A Nibud survey showed that more than twenty percent of respondents did not always agree with the partner’s consumption. A 2015 UK survey found that one in five participants lied to their partner about their income, while one in four lied about their debt.

The pandemic has also had negative effects on the financial health of the relationship. Recent research from Utrecht University and Radboud University showed that eight percent of adults believed that the pandemic had a negative effect on their relationship. Economic stress was mentioned as an important factor.

That was also the case with Rami, a 28-year-old lawyer. A year after she moved in with her boyfriend in June 2020, she noticed that he had a strange consumption pattern for, as she understands in hindsight, “keeping up with the look”.

“He was fired a month after we moved in together, but did not tell us then,” she says.

For a year he maintained that lie, and everything seemed normal.

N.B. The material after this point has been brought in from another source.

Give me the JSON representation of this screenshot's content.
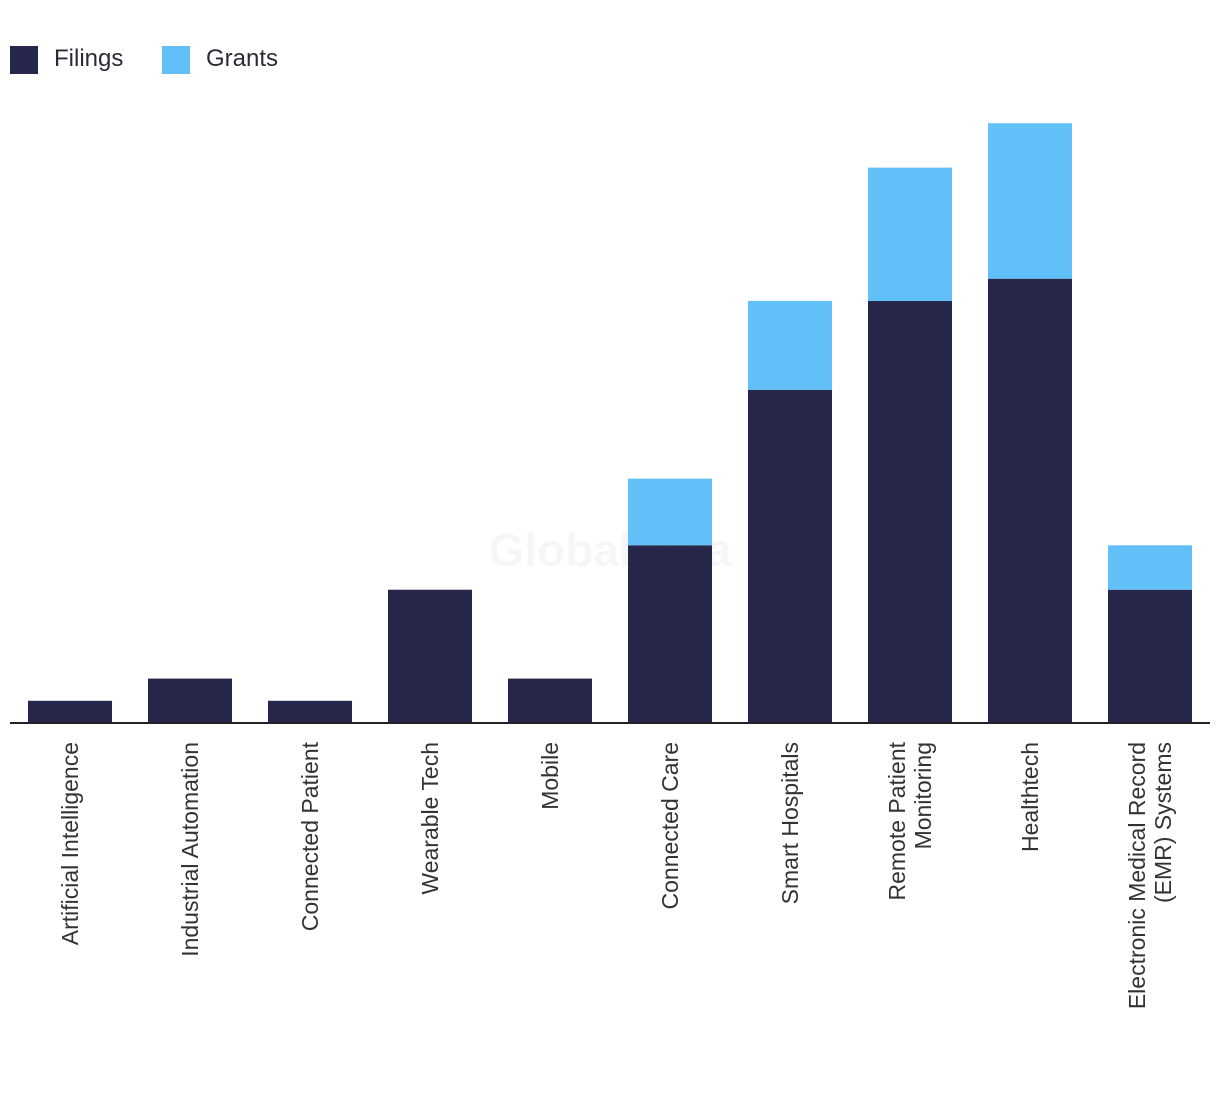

He paid his share of the rent and contributed equally to the daily expenses. But then he began to defer his payments under the pretext that his salary came too late. Sometimes it seemed like he had no money for weeks. One day, Rami’s friend called her. It turned out that Rami’s girlfriend had borrowed money from her with a promise to pay them back soon, after which she never heard from him again.

“When I confronted him about it, he broke down. He had built up debts to half a dozen people, including two of my own friends, who never told me that before he joked about them, ”she says. “He kept borrowing money from people, thinking he would eventually find a good job and pay back the debt. But that job did not materialize, and the debt kept piling up. ” Rami broke off the relationship and moved back to his parents.

Financial infidelity is also often a source of misery in divorce. Daniel Coombes, director of a London-based family law firm, told The Guardian: “When it comes to divorce, debt building is really sad” because the court can only work with what’s there. “If anyone has spent all the money, they are gone,” he added. In many cases, Coombes noted, the extent of financial infidelity often comes first during divorce proceedings.

It is therefore important to recognize the signs of this kind of infidelity in a timely manner. According to AD there are a top 3 ways people “cheat financially” – secretly expensive purchases, secret savings accounts and hidden debt.

It told Dominique Broadway, a consultant specializing in financial understanding CNBC that partners should consistently take more time to discuss financial matters with each other. Partners should go on “money dates” more often, she believes. We need to do more “sharing and talking”, by which she means opening the accounts together or even making a spreadsheet to keep track of the common economy.

Making a spreadsheet can go a little far for many people, but you can also prevent a lot of misery in your relationship by simply being honest about money and shopping.

This article was originally featured on VICE Asia.